Lynn for Patagonia at Hueco Tanks…



7. Tommy Caldwell

Tommy bersama dengan istrinya Beth Rodden, menjadikannya sebagai pasangan pertama untuk menyelesaikan The Nose. Pendaki Amerika ini telah membuat tanda di berbagai jenis panjatan seperti sport climbing, big wall speed climbing, big wall free climbing dll Dia melakukan pendakian pertama pada beberapa rute olahraga terberat & mond-blowing seperti Kryptonite & Flex Luthor (Colorado). Dia baru-baru ini telah melakukan free fall ascent pertama dengan Alex Honnold. Hidupnya tidak kekurangan dari petualangan dalam arti sebenarnya; dia & kemudian istrinya Beth Rodden bersama dengan teman-teman pendaki, John Dickey & Jason Smith pernah ditahan dan disandera di Kyrgyzstan sekali tapi berhasil melarikan diri ketika ia mendorong dari satu penculiknya dari tebing. Dia menyelesaikan banyak pendakian terkenal seperti Magic Mushroom & The Honeymoon is Over.

Tommy mengatakan “I’m somebody who finds something to focus on – some goal – and then I work toward that. And climbing is perfect for that.”

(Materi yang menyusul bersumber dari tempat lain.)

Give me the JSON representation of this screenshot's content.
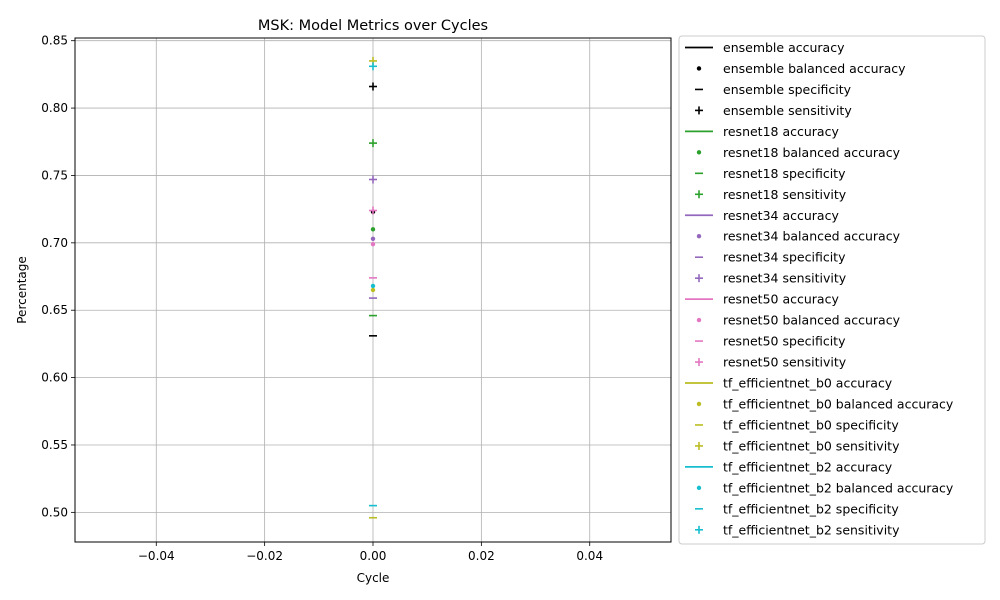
{
  "chart_data": {
    "type": "scatter",
    "title": "MSK: Model Metrics over Cycles",
    "xlabel": "Cycle",
    "ylabel": "Percentage",
    "xlim": [
      -0.055,
      0.055
    ],
    "ylim": [
      0.478,
      0.852
    ],
    "xticks": [
      -0.04,
      -0.02,
      0.0,
      0.02,
      0.04
    ],
    "xtick_labels": [
      "−0.04",
      "−0.02",
      "0.00",
      "0.02",
      "0.04"
    ],
    "yticks": [
      0.5,
      0.55,
      0.6,
      0.65,
      0.7,
      0.75,
      0.8,
      0.85
    ],
    "ytick_labels": [
      "0.50",
      "0.55",
      "0.60",
      "0.65",
      "0.70",
      "0.75",
      "0.80",
      "0.85"
    ],
    "grid": true,
    "legend_position": "outside-right",
    "metrics": [
      {
        "key": "accuracy",
        "label": "accuracy",
        "marker": "line"
      },
      {
        "key": "balanced_accuracy",
        "label": "balanced accuracy",
        "marker": "dot"
      },
      {
        "key": "specificity",
        "label": "specificity",
        "marker": "dash"
      },
      {
        "key": "sensitivity",
        "label": "sensitivity",
        "marker": "plus"
      }
    ],
    "series": [
      {
        "name": "ensemble",
        "color": "#000000",
        "accuracy": 0.723,
        "balanced_accuracy": 0.723,
        "specificity": 0.631,
        "sensitivity": 0.816
      },
      {
        "name": "resnet18",
        "color": "#2ca02c",
        "accuracy": 0.71,
        "balanced_accuracy": 0.71,
        "specificity": 0.646,
        "sensitivity": 0.774
      },
      {
        "name": "resnet34",
        "color": "#9467bd",
        "accuracy": 0.703,
        "balanced_accuracy": 0.703,
        "specificity": 0.659,
        "sensitivity": 0.747
      },
      {
        "name": "resnet50",
        "color": "#e377c2",
        "accuracy": 0.699,
        "balanced_accuracy": 0.699,
        "specificity": 0.674,
        "sensitivity": 0.724
      },
      {
        "name": "tf_efficientnet_b0",
        "color": "#bcbd22",
        "accuracy": 0.665,
        "balanced_accuracy": 0.665,
        "specificity": 0.496,
        "sensitivity": 0.835
      },
      {
        "name": "tf_efficientnet_b2",
        "color": "#17becf",
        "accuracy": 0.668,
        "balanced_accuracy": 0.668,
        "specificity": 0.505,
        "sensitivity": 0.831
      }
    ],
    "points_x": 0.0
  }
}
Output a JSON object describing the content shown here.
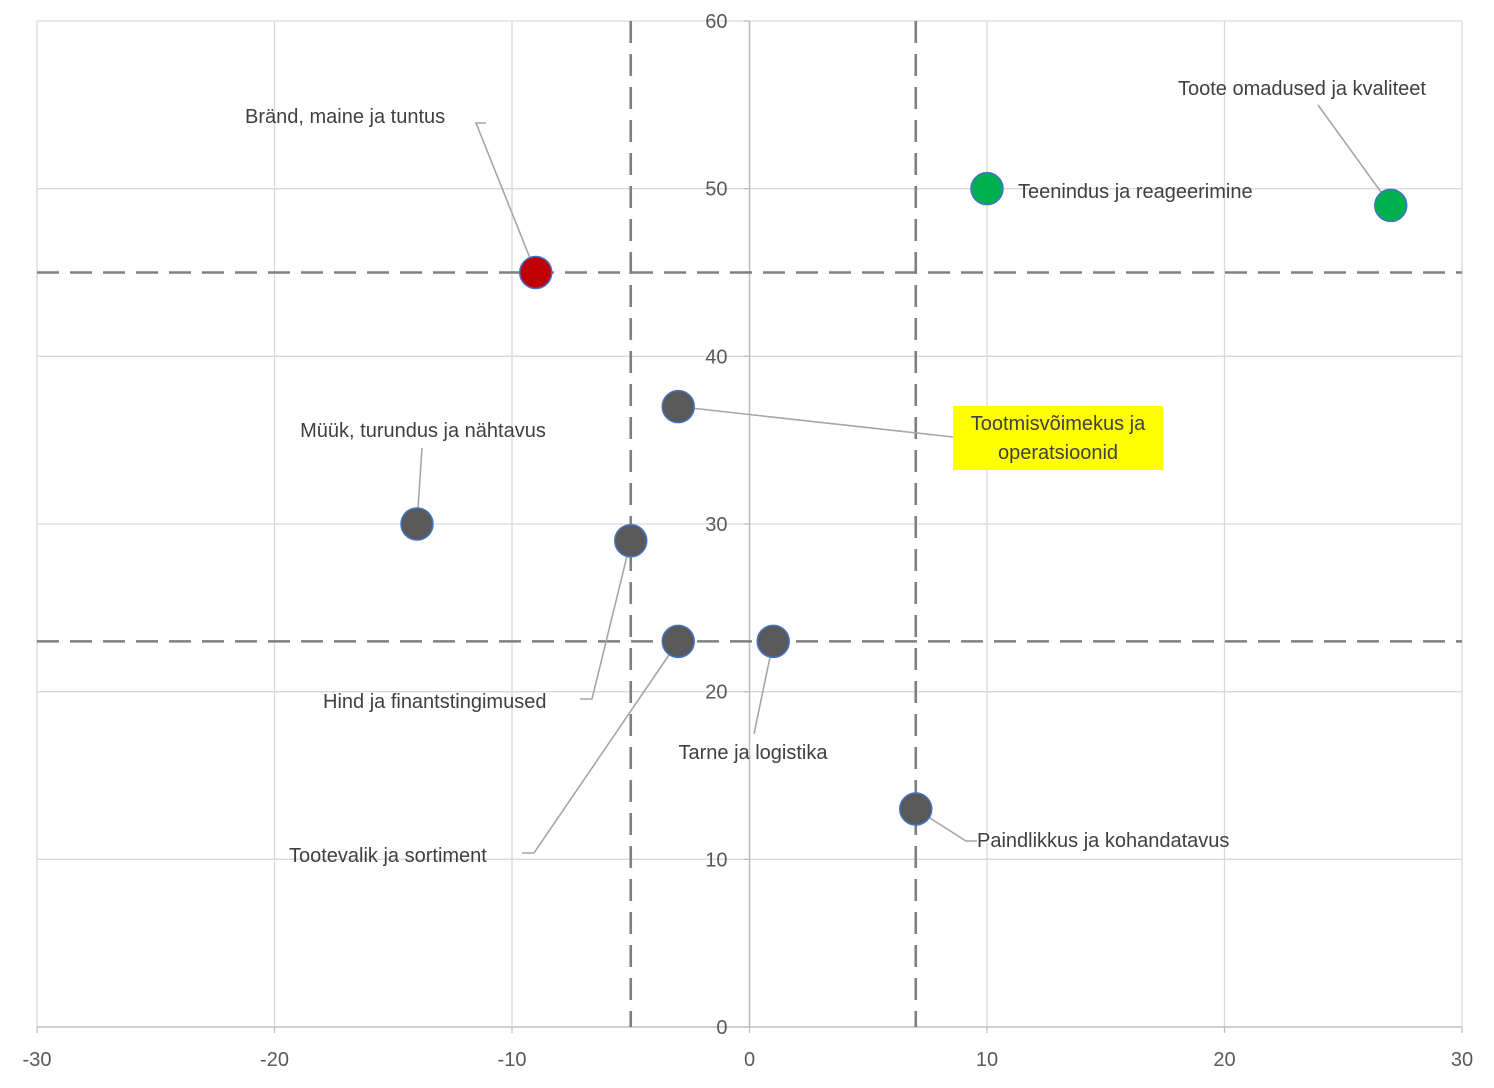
{
  "chart_data": {
    "type": "scatter",
    "title": "",
    "xlabel": "",
    "ylabel": "",
    "xlim": [
      -30,
      30
    ],
    "ylim": [
      0,
      60
    ],
    "x_ticks": [
      -30,
      -20,
      -10,
      0,
      10,
      20,
      30
    ],
    "y_ticks": [
      0,
      10,
      20,
      30,
      40,
      50,
      60
    ],
    "grid": true,
    "reference_lines": {
      "vertical": [
        -5,
        7
      ],
      "horizontal": [
        23,
        45
      ]
    },
    "points": [
      {
        "label": "Bränd, maine ja tuntus",
        "x": -9,
        "y": 45,
        "color": "#c00000"
      },
      {
        "label": "Teenindus ja reageerimine",
        "x": 10,
        "y": 50,
        "color": "#00b050"
      },
      {
        "label": "Toote omadused ja kvaliteet",
        "x": 27,
        "y": 49,
        "color": "#00b050"
      },
      {
        "label": "Tootmisvõimekus ja operatsioonid",
        "x": -3,
        "y": 37,
        "color": "#595959",
        "highlight": "#ffff00"
      },
      {
        "label": "Müük, turundus ja nähtavus",
        "x": -14,
        "y": 30,
        "color": "#595959"
      },
      {
        "label": "Hind ja finantstingimused",
        "x": -5,
        "y": 29,
        "color": "#595959"
      },
      {
        "label": "Tootevalik ja sortiment",
        "x": -3,
        "y": 23,
        "color": "#595959"
      },
      {
        "label": "Tarne ja logistika",
        "x": 1,
        "y": 23,
        "color": "#595959"
      },
      {
        "label": "Paindlikkus ja kohandatavus",
        "x": 7,
        "y": 13,
        "color": "#595959"
      }
    ],
    "colors": {
      "grid": "#d9d9d9",
      "axis": "#bfbfbf",
      "reference": "#7f7f7f",
      "tick_text": "#595959",
      "label_text": "#404040",
      "leader": "#a6a6a6",
      "marker_stroke": "#4472c4"
    }
  }
}
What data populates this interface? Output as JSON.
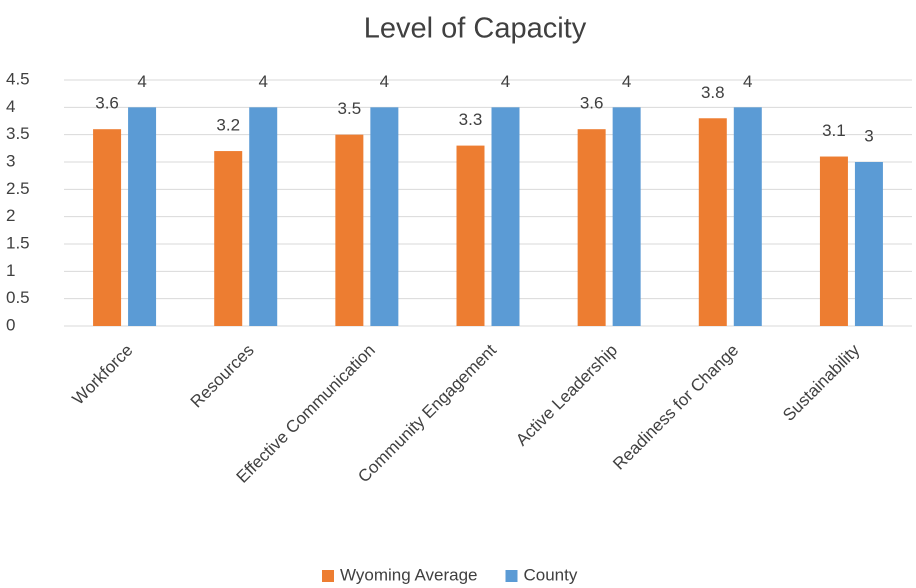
{
  "chart_data": {
    "type": "bar",
    "title": "Level of Capacity",
    "categories": [
      "Workforce",
      "Resources",
      "Effective Communication",
      "Community Engagement",
      "Active Leadership",
      "Readiness for Change",
      "Sustainability"
    ],
    "series": [
      {
        "name": "Wyoming Average",
        "color": "#ed7d31",
        "values": [
          3.6,
          3.2,
          3.5,
          3.3,
          3.6,
          3.8,
          3.1
        ]
      },
      {
        "name": "County",
        "color": "#5b9bd5",
        "values": [
          4,
          4,
          4,
          4,
          4,
          4,
          3
        ]
      }
    ],
    "ylim": [
      0,
      4.5
    ],
    "yticks": [
      0,
      0.5,
      1,
      1.5,
      2,
      2.5,
      3,
      3.5,
      4,
      4.5
    ],
    "grid": true,
    "legend": "bottom"
  }
}
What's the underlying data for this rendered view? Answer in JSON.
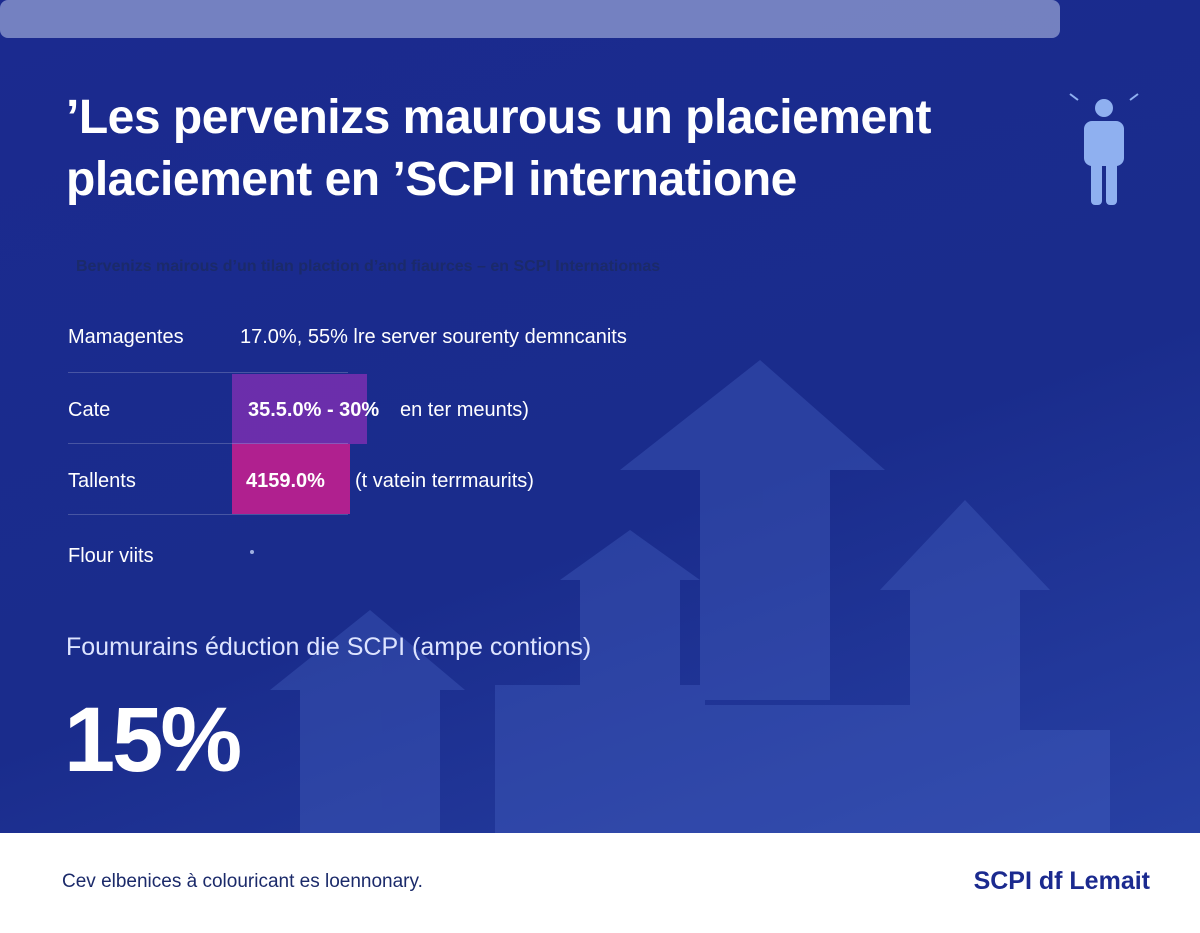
{
  "header": {
    "title": [
      "’Les pervenizs maurous un placiement",
      "placiement en ’SCPI internatione"
    ],
    "subtitle": "Bervenizs mairous d’un tilan plaction d’and fiaurces – en SCPI Internatiomas"
  },
  "table": {
    "rows": [
      {
        "label": "Mamagentes",
        "value": "17.0%, 55% lre server sourenty demncanits"
      },
      {
        "label": "Cate",
        "value": "35.5.0% - 30%",
        "note": "en ter meunts)"
      },
      {
        "label": "Tallents",
        "value": "4159.0%",
        "note": "(t vatein terrmaurits)"
      },
      {
        "label": "Flour viits"
      }
    ]
  },
  "stat": {
    "label": "Foumurains éduction die SCPI (ampe contions)",
    "value": "15%"
  },
  "footer": {
    "text": "Cev elbenices à colouricant es loennonary.",
    "brand": "SCPI df Lemait"
  }
}
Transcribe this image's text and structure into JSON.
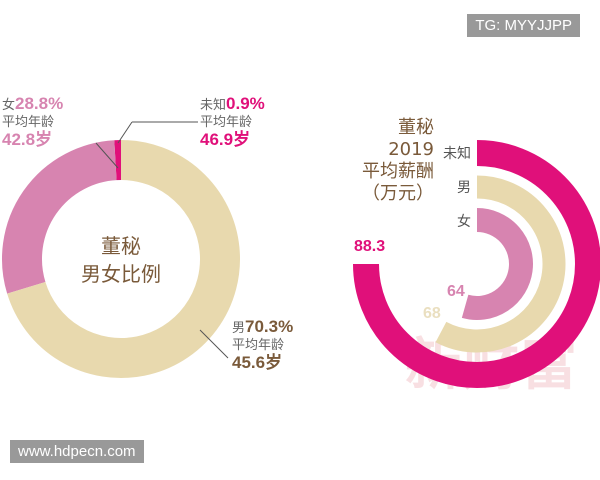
{
  "watermark_top": "TG: MYYJJPP",
  "watermark_bottom": "www.hdpecn.com",
  "background_watermark": "新财富",
  "chart_data": [
    {
      "type": "pie",
      "title_line1": "董秘",
      "title_line2": "男女比例",
      "avg_age_label": "平均年龄",
      "slices": [
        {
          "name": "男",
          "value": 70.3,
          "value_label": "70.3%",
          "avg_age": "45.6岁",
          "color": "#e8d9ae"
        },
        {
          "name": "女",
          "value": 28.8,
          "value_label": "28.8%",
          "avg_age": "42.8岁",
          "color": "#d784b0"
        },
        {
          "name": "未知",
          "value": 0.9,
          "value_label": "0.9%",
          "avg_age": "46.9岁",
          "color": "#e0107a"
        }
      ]
    },
    {
      "type": "radial-bar",
      "title_lines": [
        "董秘",
        "2019",
        "平均薪酬",
        "（万元）"
      ],
      "max": 88.3,
      "series": [
        {
          "name": "未知",
          "value": 88.3,
          "value_label": "88.3",
          "color": "#e0107a"
        },
        {
          "name": "男",
          "value": 68,
          "value_label": "68",
          "color": "#e8d9ae"
        },
        {
          "name": "女",
          "value": 64,
          "value_label": "64",
          "color": "#d784b0"
        }
      ]
    }
  ]
}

Tommy & Alex doing El Cap’s hardest route…



8. Beth Rodden

Beth, yang sebelumnya menikah dengan Tommy Caldwell, adalah pendaki wanita termuda untuk menyelesaikan pendakian kelas 5.14a. Dia mulai mendaki pada tahun 1995 di gym pendakian lokal di Davis, California. Dia telah ditampilkan dalam banyak film dokumenter & film di panjat tebing dan pendakian karena prestasi baik nya.

Beth Rodden Visiting the Crux…



9. John Long

Jika ada orang lain di dunia yang layak menjadi pahlawan komik petualangan selain TinTin, ini dia orangnya. Cerita pemanjat tebing Amerika John Long pergi jauh dan menjadi imajinasi orang banyak. Dia memiliki lebih dari 42 judul di bawah namanya & lebih dari 2 juta buku yang tercetak. Setelah lulus dari California, ia kemudian menjadi salah satu anggota pendiri kelompok petualangan elit yang disebut "Stonemasters". Kelompok ini terdiri dari beberapa pemanjat tebing paling terkenal yang kita kenal sekarang, meskipun relatif tidak dikenal saat itu di tahun-tahun remaja mereka. John tidak pernah membatasi dirinya hanya sebagai pemanjat tebing dan menyimpang ke banyak kegiatan olahraga ekstrim lainnya seperti caving, BASE Jumping, alpine climbing, river running, big wave surfing & banyak lagi. Dia telah bekerja dengan beberapa jaringan televisi & saluran termasuk box office film yang hit seperti Cliffhanger yang dibintangi Sylvester Stallone, bahkan ia pun menulis skenario.

John mengatakan “The champion will quickly learn that it is much easier to become one than to remain one. It’s never crowded at the top, but the queue is long and others are banging at the door.”

Vintage footage of John Long, Lynn Hill & Dave Katz…



10. Dave Graham

Dave Graham adalah orang yang bisa praktis memanjat apa pun. Dia adalah jenis pemanjat yang lebih sering menggoda nasib dari apa yang tampaknya didefinisikan dari standar normalitas. Dia telah melakukan panjatan dari beberapa batu yang paling sulit di dunia & siap untuk menantang dirinya sendiri untuk setiap tantangan olahraga petualangan ekstrim. Dianggap sebagai salah satu boulderers terbaik dari generasinya, dia juga penulis untuk Climbing Magazine website. Dia melakukan pendakian pertama dari The Fly di Rumney (New Hampshire). Anda dapat memeriksa beberapa video keren nya di sini: Rock Climbing For Life.



Ok jadi itulah 10 pemanjat terbaik di dunia. Berniat untuk menjadi salah satu dari mereka??